Entrevista por Michele Vanzella
A carreira diplomática exige estudo, resiliência, comunicação estratégica e uma compreensão profunda dos movimentos econômicos e políticos globais. Além disso, requer sensibilidade intercultural e readiness para lidar com desafios complexos. Em uma conversa exclusiva, o Diplomata e Diretor da Apex-Brasil nos EUA (Escritório de Nova York), Rodrigo Fonseca, compartilhou insights sobre sua trajetória, sua atuação e sua visão geopolítica.

1 — Rodrigo, você tem uma vasta experiência como diplomata brasileiro pelo mundo. Como começou essa trajetória e qual sua formação?
RF: Iniciei minha carreira como diplomata e, nessa função, tive a oportunidade de servir em diversas missões brasileiras no exterior. Cada posto me proporcionou vivências únicas e um aprendizado contínuo, sempre inserido em ecossistemas culturais, econômicos e políticos muito diferentes entre si.
2 — Você esteve atuando em Miami e Orlando junto aos consulados. Como foi essa experiência?
RF: Foi uma experiência extremamente gratificante. Pude me conectar diretamente — sem intermediários — com nossa ampla comunidade brasileira. Acredito que contribuí para o diálogo e para a compreensão das necessidades dos mais de 500 mil expatriados residentes na Flórida, além de toda a demanda gerada pelos turistas.
3 — No seu momento atual, você é Diretor da Apex em Nova York.

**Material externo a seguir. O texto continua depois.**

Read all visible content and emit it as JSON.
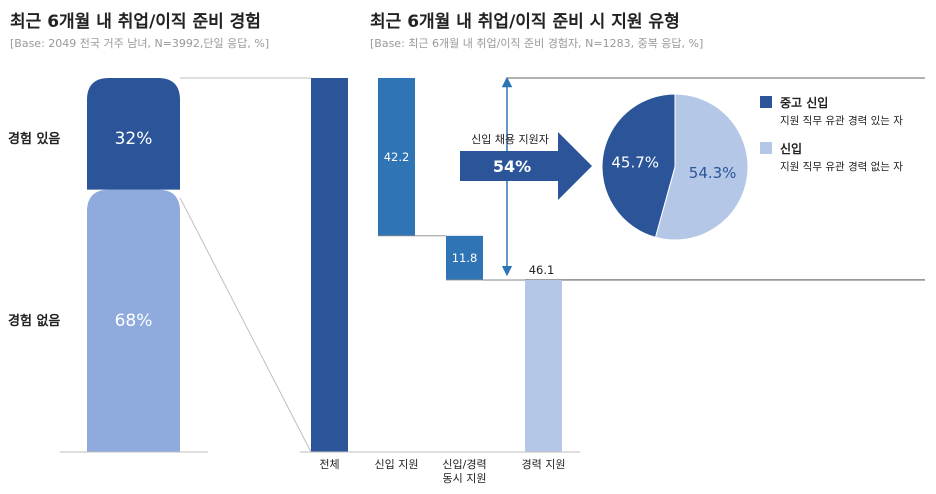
{
  "colors": {
    "dark_blue": "#2c5599",
    "mid_blue": "#2f74b5",
    "light_blue": "#b4c7e7",
    "stack_light": "#8faadc",
    "gray_text": "#999999",
    "line_gray": "#bfbfbf"
  },
  "chart_data": [
    {
      "type": "bar",
      "subtype": "stacked-100",
      "title": "최근 6개월 내 취업/이직 준비 경험",
      "subtitle": "[Base: 2049 전국 거주 남녀, N=3992,단일 응답, %]",
      "categories": [
        "경험 있음",
        "경험 없음"
      ],
      "values": [
        32,
        68
      ],
      "value_labels": [
        "32%",
        "68%"
      ],
      "ylim": [
        0,
        100
      ]
    },
    {
      "type": "bar",
      "subtype": "waterfall",
      "title": "최근 6개월 내 취업/이직 준비 시 지원 유형",
      "subtitle": "[Base: 최근 6개월 내 취업/이직 준비 경험자, N=1283, 중복 응답, %]",
      "categories": [
        "전체",
        "신입 지원",
        "신입/경력 동시 지원",
        "경력 지원"
      ],
      "category_lines": [
        [
          "전체"
        ],
        [
          "신입 지원"
        ],
        [
          "신입/경력",
          "동시 지원"
        ],
        [
          "경력 지원"
        ]
      ],
      "values": [
        100,
        42.2,
        11.8,
        46.1
      ],
      "value_labels": [
        "",
        "42.2",
        "11.8",
        "46.1"
      ],
      "ylim": [
        0,
        100
      ],
      "annotation": {
        "label": "신입 채용 지원자",
        "value": "54%"
      }
    },
    {
      "type": "pie",
      "categories": [
        "중고 신입",
        "신입"
      ],
      "descriptions": [
        "지원 직무 유관 경력 있는 자",
        "지원 직무 유관 경력 없는 자"
      ],
      "values": [
        45.7,
        54.3
      ],
      "value_labels": [
        "45.7%",
        "54.3%"
      ]
    }
  ]
}
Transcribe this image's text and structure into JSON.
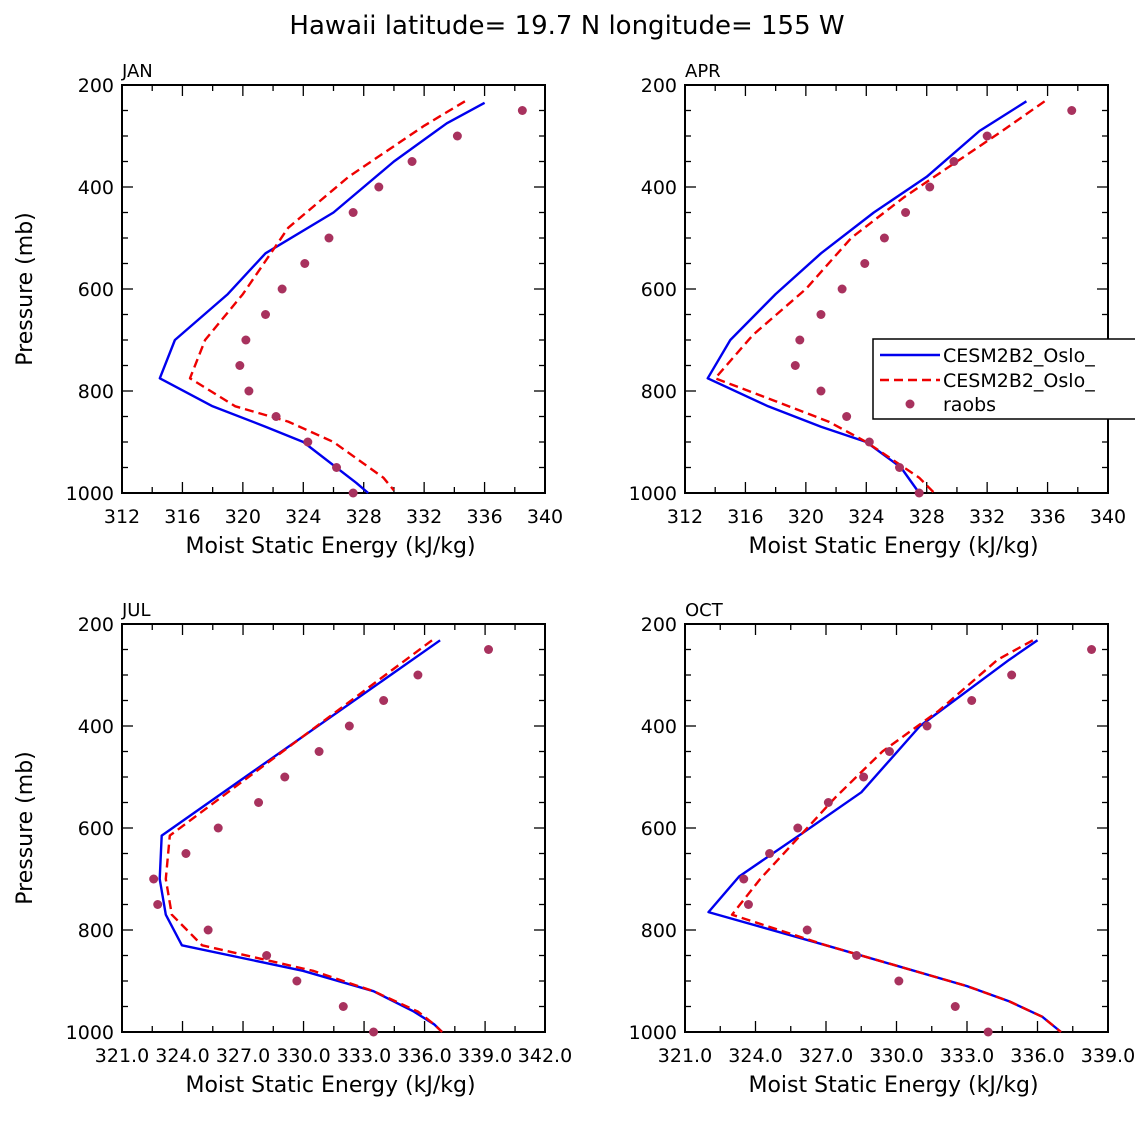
{
  "figure_title": "Hawaii  latitude= 19.7 N longitude= 155 W",
  "colors": {
    "model_a": "#0000ee",
    "model_b": "#ee0000",
    "obs": "#a8325e"
  },
  "legend": [
    "CESM2B2_Oslo_",
    "CESM2B2_Oslo_",
    "raobs"
  ],
  "chart_data": [
    {
      "type": "line",
      "panel": "JAN",
      "xlabel": "Moist Static Energy (kJ/kg)",
      "ylabel": "Pressure (mb)",
      "xlim": [
        312,
        340
      ],
      "ylim": [
        1000,
        200
      ],
      "xticks": [
        312,
        316,
        320,
        324,
        328,
        332,
        336,
        340
      ],
      "xtick_labels": [
        "312",
        "316",
        "320",
        "324",
        "328",
        "332",
        "336",
        "340"
      ],
      "yticks": [
        200,
        400,
        600,
        800,
        1000
      ],
      "ytick_labels": [
        "200",
        "400",
        "600",
        "800",
        "1000"
      ],
      "series": [
        {
          "name": "CESM2B2_Oslo_",
          "style": "solid",
          "color": "#0000ee",
          "x": [
            336.0,
            333.5,
            330.0,
            326.0,
            321.5,
            319.0,
            315.5,
            314.5,
            318.0,
            321.5,
            324.0,
            327.5,
            328.3
          ],
          "y": [
            235,
            275,
            350,
            450,
            530,
            610,
            700,
            775,
            830,
            870,
            900,
            980,
            1000
          ]
        },
        {
          "name": "CESM2B2_Oslo_",
          "style": "dashed",
          "color": "#ee0000",
          "x": [
            334.7,
            332.0,
            330.0,
            327.0,
            323.0,
            320.0,
            317.5,
            316.5,
            319.5,
            323.0,
            326.0,
            329.3,
            330.0
          ],
          "y": [
            232,
            280,
            320,
            380,
            480,
            610,
            700,
            775,
            830,
            860,
            900,
            970,
            995
          ]
        },
        {
          "name": "raobs",
          "style": "markers",
          "color": "#a8325e",
          "x": [
            338.5,
            334.2,
            331.2,
            329.0,
            327.3,
            325.7,
            324.1,
            322.6,
            321.5,
            320.2,
            319.8,
            320.4,
            322.2,
            324.3,
            326.2,
            327.3
          ],
          "y": [
            250,
            300,
            350,
            400,
            450,
            500,
            550,
            600,
            650,
            700,
            750,
            800,
            850,
            900,
            950,
            1000
          ]
        }
      ]
    },
    {
      "type": "line",
      "panel": "APR",
      "xlabel": "Moist Static Energy (kJ/kg)",
      "ylabel": "",
      "xlim": [
        312,
        340
      ],
      "ylim": [
        1000,
        200
      ],
      "xticks": [
        312,
        316,
        320,
        324,
        328,
        332,
        336,
        340
      ],
      "xtick_labels": [
        "312",
        "316",
        "320",
        "324",
        "328",
        "332",
        "336",
        "340"
      ],
      "yticks": [
        200,
        400,
        600,
        800,
        1000
      ],
      "ytick_labels": [
        "200",
        "400",
        "600",
        "800",
        "1000"
      ],
      "series": [
        {
          "name": "CESM2B2_Oslo_",
          "style": "solid",
          "color": "#0000ee",
          "x": [
            334.6,
            331.5,
            328.0,
            324.5,
            321.0,
            318.0,
            315.0,
            313.5,
            317.5,
            321.0,
            324.0,
            326.3,
            327.5
          ],
          "y": [
            232,
            290,
            380,
            450,
            530,
            610,
            700,
            775,
            830,
            870,
            900,
            950,
            1000
          ]
        },
        {
          "name": "CESM2B2_Oslo_",
          "style": "dashed",
          "color": "#ee0000",
          "x": [
            335.8,
            333.0,
            330.0,
            326.5,
            323.0,
            320.0,
            316.5,
            314.0,
            318.0,
            321.5,
            324.0,
            327.5,
            328.5
          ],
          "y": [
            232,
            290,
            350,
            420,
            500,
            600,
            690,
            775,
            820,
            860,
            900,
            970,
            1000
          ]
        },
        {
          "name": "raobs",
          "style": "markers",
          "color": "#a8325e",
          "x": [
            337.6,
            332.0,
            329.8,
            328.2,
            326.6,
            325.2,
            323.9,
            322.4,
            321.0,
            319.6,
            319.3,
            321.0,
            322.7,
            324.2,
            326.2,
            327.5
          ],
          "y": [
            250,
            300,
            350,
            400,
            450,
            500,
            550,
            600,
            650,
            700,
            750,
            800,
            850,
            900,
            950,
            1000
          ]
        }
      ]
    },
    {
      "type": "line",
      "panel": "JUL",
      "xlabel": "Moist Static Energy (kJ/kg)",
      "ylabel": "Pressure (mb)",
      "xlim": [
        321.03,
        342.0
      ],
      "ylim": [
        1000,
        200
      ],
      "xticks": [
        321.03,
        324.03,
        327.03,
        330.03,
        333.03,
        336.03,
        339.03,
        342.0
      ],
      "xtick_labels": [
        "321.0",
        "324.0",
        "327.0",
        "330.0",
        "333.0",
        "336.0",
        "339.0",
        "342.0"
      ],
      "series": [
        {
          "name": "CESM2B2_Oslo_",
          "style": "solid",
          "color": "#0000ee",
          "x": [
            336.8,
            323.0,
            322.9,
            323.2,
            324.0,
            330.0,
            333.5,
            335.5,
            336.5,
            336.9
          ],
          "y": [
            232,
            615,
            700,
            770,
            830,
            880,
            920,
            960,
            985,
            1000
          ]
        },
        {
          "name": "CESM2B2_Oslo_",
          "style": "dashed",
          "color": "#ee0000",
          "x": [
            336.4,
            323.4,
            323.2,
            323.5,
            325.0,
            330.5,
            333.5,
            335.7,
            336.5,
            336.9
          ],
          "y": [
            232,
            615,
            700,
            770,
            830,
            880,
            920,
            960,
            985,
            1000
          ]
        },
        {
          "name": "raobs",
          "style": "markers",
          "color": "#a8325e",
          "x": [
            339.2,
            335.7,
            334.0,
            332.3,
            330.8,
            329.1,
            327.8,
            325.8,
            324.2,
            322.6,
            322.8,
            325.3,
            328.2,
            329.7,
            332.0,
            333.5
          ],
          "y": [
            250,
            300,
            350,
            400,
            450,
            500,
            550,
            600,
            650,
            700,
            750,
            800,
            850,
            900,
            950,
            1000
          ]
        }
      ],
      "yticks": [
        200,
        400,
        600,
        800,
        1000
      ],
      "ytick_labels": [
        "200",
        "400",
        "600",
        "800",
        "1000"
      ]
    },
    {
      "type": "line",
      "panel": "OCT",
      "xlabel": "Moist Static Energy (kJ/kg)",
      "ylabel": "",
      "xlim": [
        321.0,
        339.0
      ],
      "ylim": [
        1000,
        200
      ],
      "xticks": [
        321.0,
        324.0,
        327.0,
        330.0,
        333.0,
        336.0,
        339.0
      ],
      "xtick_labels": [
        "321.0",
        "324.0",
        "327.0",
        "330.0",
        "333.0",
        "336.0",
        "339.0"
      ],
      "yticks": [
        200,
        400,
        600,
        800,
        1000
      ],
      "ytick_labels": [
        "200",
        "400",
        "600",
        "800",
        "1000"
      ],
      "series": [
        {
          "name": "CESM2B2_Oslo_",
          "style": "solid",
          "color": "#0000ee",
          "x": [
            336.0,
            334.8,
            331.0,
            328.5,
            326.0,
            323.3,
            322.0,
            327.0,
            330.0,
            333.0,
            334.8,
            336.2,
            337.0
          ],
          "y": [
            232,
            270,
            400,
            530,
            610,
            695,
            765,
            830,
            870,
            910,
            940,
            970,
            1000
          ]
        },
        {
          "name": "CESM2B2_Oslo_",
          "style": "dashed",
          "color": "#ee0000",
          "x": [
            335.8,
            334.3,
            331.8,
            329.4,
            327.4,
            325.8,
            324.2,
            323.0,
            327.0,
            330.0,
            333.0,
            334.8,
            336.2,
            337.0
          ],
          "y": [
            232,
            270,
            370,
            450,
            540,
            620,
            700,
            770,
            830,
            870,
            910,
            940,
            970,
            1000
          ]
        },
        {
          "name": "raobs",
          "style": "markers",
          "color": "#a8325e",
          "x": [
            338.3,
            334.9,
            333.2,
            331.3,
            329.7,
            328.6,
            327.1,
            325.8,
            324.6,
            323.5,
            323.7,
            326.2,
            328.3,
            330.1,
            332.5,
            333.9
          ],
          "y": [
            250,
            300,
            350,
            400,
            450,
            500,
            550,
            600,
            650,
            700,
            750,
            800,
            850,
            900,
            950,
            1000
          ]
        }
      ]
    }
  ]
}
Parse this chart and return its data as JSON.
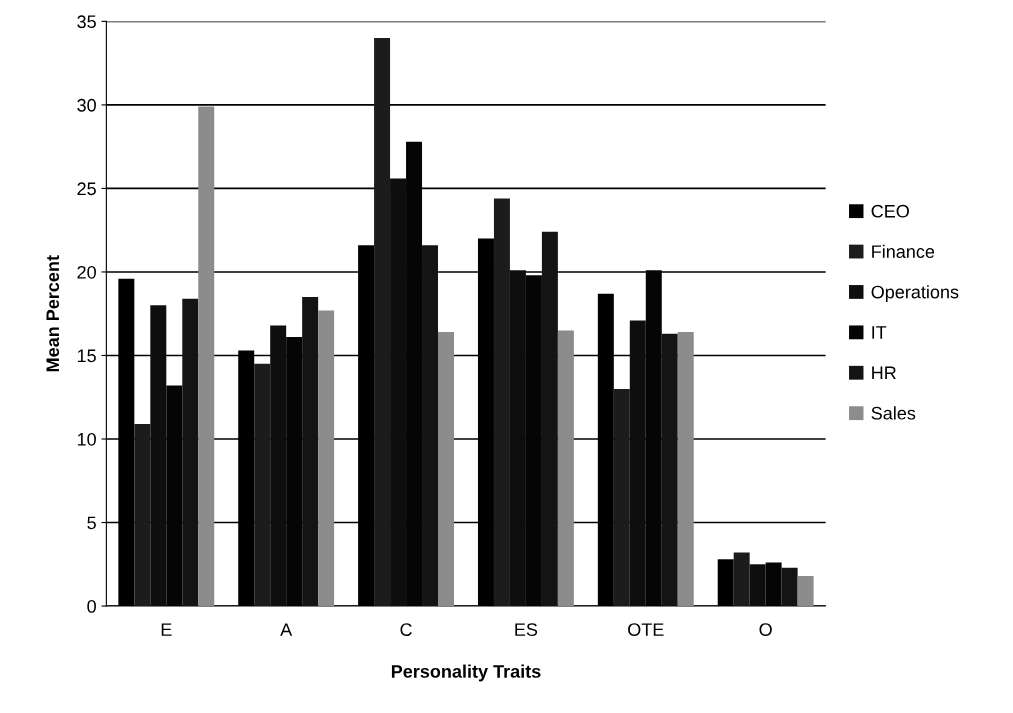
{
  "chart_data": {
    "type": "bar",
    "xlabel": "Personality Traits",
    "ylabel": "Mean Percent",
    "categories": [
      "E",
      "A",
      "C",
      "ES",
      "OTE",
      "O"
    ],
    "series": [
      {
        "name": "CEO",
        "color": "#000000",
        "values": [
          19.6,
          15.3,
          21.6,
          22.0,
          18.7,
          2.8
        ]
      },
      {
        "name": "Finance",
        "color": "#1c1c1c",
        "values": [
          10.9,
          14.5,
          34.0,
          24.4,
          13.0,
          3.2
        ]
      },
      {
        "name": "Operations",
        "color": "#0e0e0e",
        "values": [
          18.0,
          16.8,
          25.6,
          20.1,
          17.1,
          2.5
        ]
      },
      {
        "name": "IT",
        "color": "#050505",
        "values": [
          13.2,
          16.1,
          27.8,
          19.8,
          20.1,
          2.6
        ]
      },
      {
        "name": "HR",
        "color": "#141414",
        "values": [
          18.4,
          18.5,
          21.6,
          22.4,
          16.3,
          2.3
        ]
      },
      {
        "name": "Sales",
        "color": "#8c8c8c",
        "values": [
          29.9,
          17.7,
          16.4,
          16.5,
          16.4,
          1.8
        ]
      }
    ],
    "ylim": [
      0,
      35
    ],
    "yticks": [
      0,
      5,
      10,
      15,
      20,
      25,
      30,
      35
    ],
    "grid": "y",
    "legend": "right"
  }
}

Quais as oportunidades para empresas brasileiras nos EUA?
RF: Hoje, na Apex em Nova York, atuo na captação de investimentos para o Brasil. Nosso país oferece inúmeras oportunidades para o capital estrangeiro — transição energética, agroindústria, mineração, entre muitas outras. A lista é extensa, e o potencial é significativo.
4 — Economia e geopolítica andam juntas?
RF: Economia e geopolítica sempre caminharam lado a lado ao longo da História. Com a desglobalização, isso se torna ainda mais evidente. Hoje, é raro ver um acordo internacional — mesmo que voltado ao comércio — que não carregue consigo elementos geopolíticos e objetivos estratégicos de países ou blocos. As decisões não se limitam ao aspecto comercial: envolvem alinhamento político, diplomático e projeção de poder. Veja o caso das sanções americanas aplicadas a países que continuam comprando óleo e combustível da Rússia, como a Índia, que enfrenta tarifas elevadas e pressões decorrentes dessa escolha.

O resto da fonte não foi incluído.